High-performing marketers are obsessed with A/B testing. This obsession is driven by the need to optimize every aspect of their marketing campaigns and improve ROI. But trying to test everything at once with no real plan is overwhelming, leaving many marketers frustrated and without the optimization answers they were searching for.
Instead, your A/B testing should be planned strategically with a combination of smaller continuous changes and bigger optimization experiments that have higher levels of risk involved.
The A/B Tests You Should Always Be Running
Your A/B tests don’t always have to push the boundaries on your marketing and provide dramatic results. The majority of A/B testing involves micro-level experiments with the goal of raising your conversion or click-through rates a few points.
These individual experiments won’t necessarily make you a hero, but the combined impact of these incremental A/B tests over time will boost overall marketing performance and ROI.
Incremental A/B testing should examine one small aspect of your marketing at a time. By testing a single element, you can tie any improvements back to the precise change that drove it. Try testing:
- The color of your call-to-action.
- Your email subject line.
- Different messages depending on the device.
- Using only a “Call Now” button instead of a form on mobile landing pages.
- Different messages or CTAs for specific audiences.
These tests can be done across all of your marketing channels, but should be done in the places where minor performance improvements will have the greatest impact.
High Risk, High Reward A/B Tests
While the majority of your A/B tests might be small scale experiments, marketers can reap huge rewards from more extreme testing. This type of radical A/B testing is a high risk, high reward scenario in which marketers double down on a large-scale change and seek much larger performance improvements.
Successful A/B tests at this magnitude will be immediately noticeable in your marketing reporting and should directly improve ROI.
When there is a particular area of your marketing mix that has been underperforming, such as your demo request page, it’s likely time to double down and fire up a radical A/B test. This typically means a large investment for the marketing team in terms of time and effort, but, as mentioned, these large overhauls also have high returns.
Radical tests should occur in places that are absolutely crucial to your customer journey and have the greatest potential for improvement. This can mean testing something as critical as an entirely new homepage or something a bit less extreme like your email template. If the A/B test on your homepage goes well it can result in more people staying on your site, driving more site exploration and higher conversions. A better email template will have more people reading your emails and clicking through to your website.

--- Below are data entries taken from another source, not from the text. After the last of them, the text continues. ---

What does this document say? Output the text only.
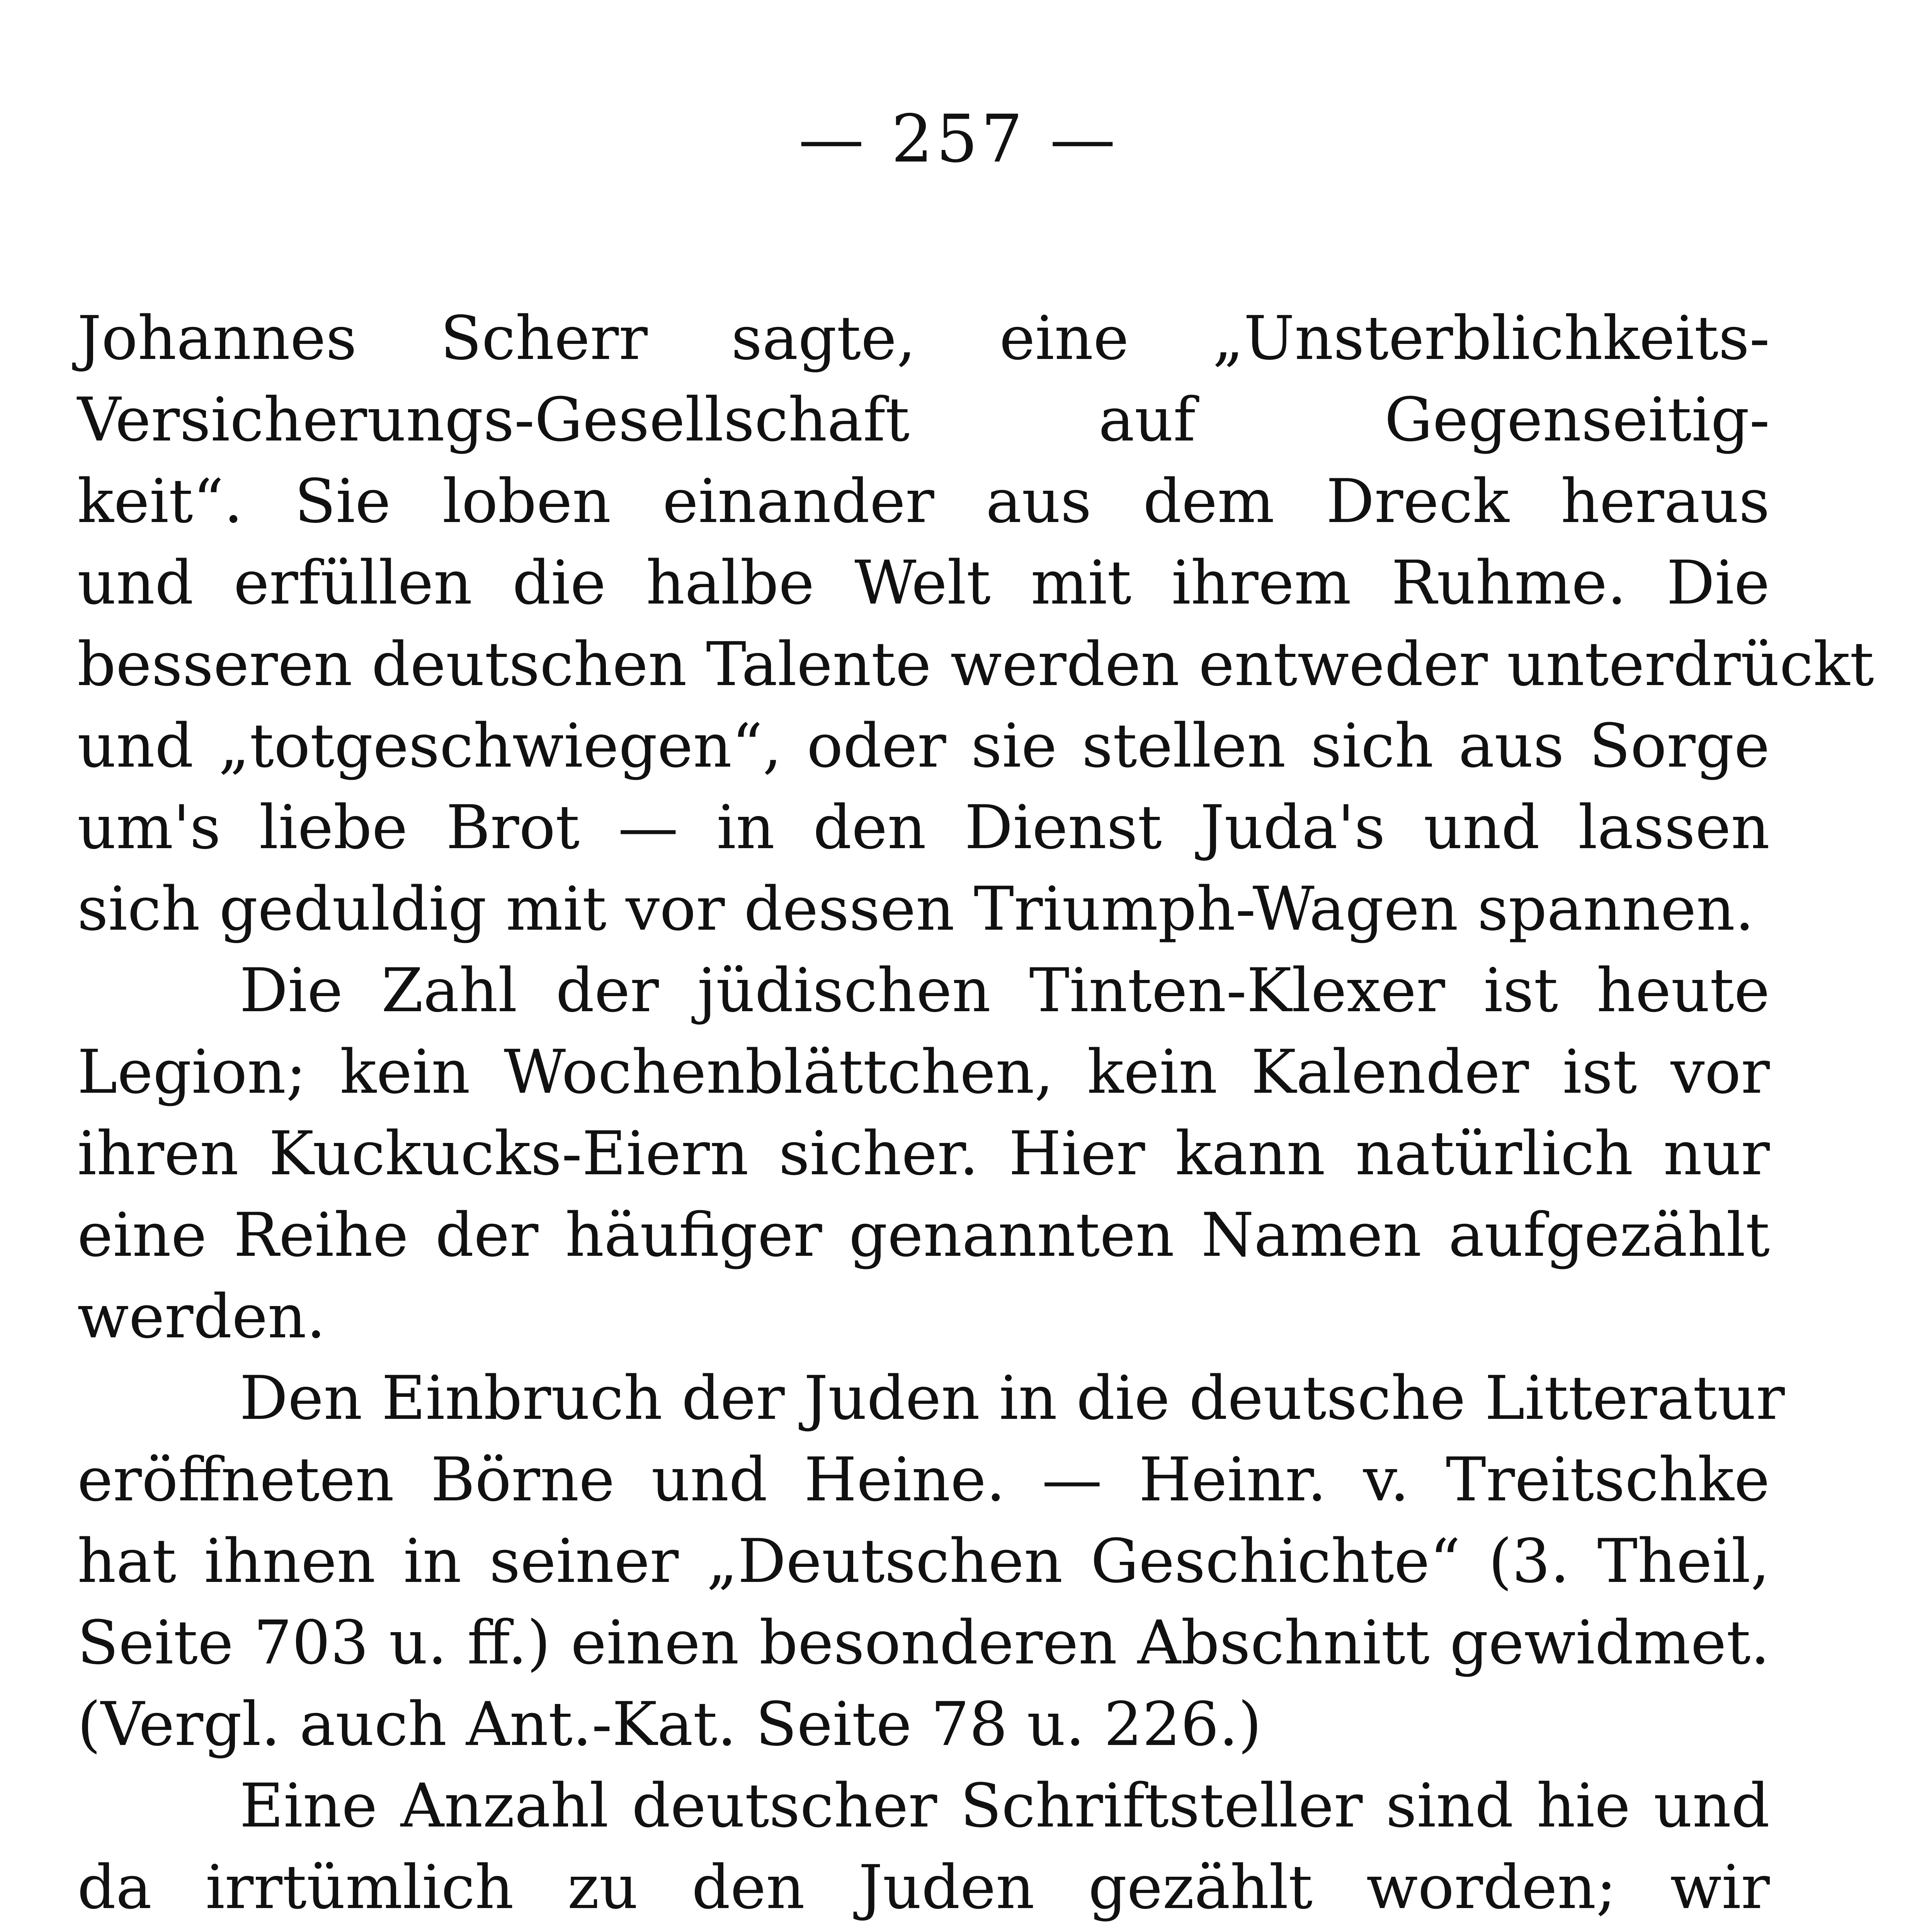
— 257 —
Johannes Scherr sagte, eine „Unsterblichkeits-
Versicherungs-Gesellschaft auf Gegenseitig-
keit“. Sie loben einander aus dem Dreck heraus
und erfüllen die halbe Welt mit ihrem Ruhme. Die
besseren deutschen Talente werden entweder unterdrückt
und „totgeschwiegen“, oder sie stellen sich aus Sorge
um's liebe Brot — in den Dienst Juda's und lassen
sich geduldig mit vor dessen Triumph-Wagen spannen.
Die Zahl der jüdischen Tinten-Klexer ist heute
Legion; kein Wochenblättchen, kein Kalender ist vor
ihren Kuckucks-Eiern sicher. Hier kann natürlich nur
eine Reihe der häufiger genannten Namen aufgezählt
werden.
Den Einbruch der Juden in die deutsche Litteratur
eröffneten Börne und Heine. — Heinr. v. Treitschke
hat ihnen in seiner „Deutschen Geschichte“ (3. Theil,
Seite 703 u. ff.) einen besonderen Abschnitt gewidmet.
(Vergl. auch Ant.-Kat. Seite 78 u. 226.)
Eine Anzahl deutscher Schriftsteller sind hie und
da irrtümlich zu den Juden gezählt worden; wir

But the inverse is also possible. Risks can include a negative effect on overall performance, inefficient use of marketing resources, and the inability to pinpoint a single element responsible for the poor performance.
The big risks from radical changes mean they should only be attempted periodically, while a steady stream of incremental tests are run to continuously boost performance across the board.
Evaluating the Results of Your A/B Tests
At the end of the day, proving the winning variation that has superior performance is all about the data that comes out of your A/B tests. But if you wait until the test is over to determine what superior performance means to you, it’s too late.
Marketers need to strictly define ahead of time how each A/B test will be scored. This means choosing the metrics that will be measured and the statistical significance needed for valid results.
A/B testing is most commonly used for conversion rate optimization, but the conversions marketers include are usually only online interactions like form fills. With smartphones becoming the prominent means of accessing the internet, measuring online conversions alone is no longer sufficient.
To supplement online conversion tracking, marketers need call attribution technology to account for the 130 billion phone calls US businesses will receive from mobile marketing this year. With the growth of inbound calls, marketers can no longer afford to ignore calls as a conversion when running A/B tests.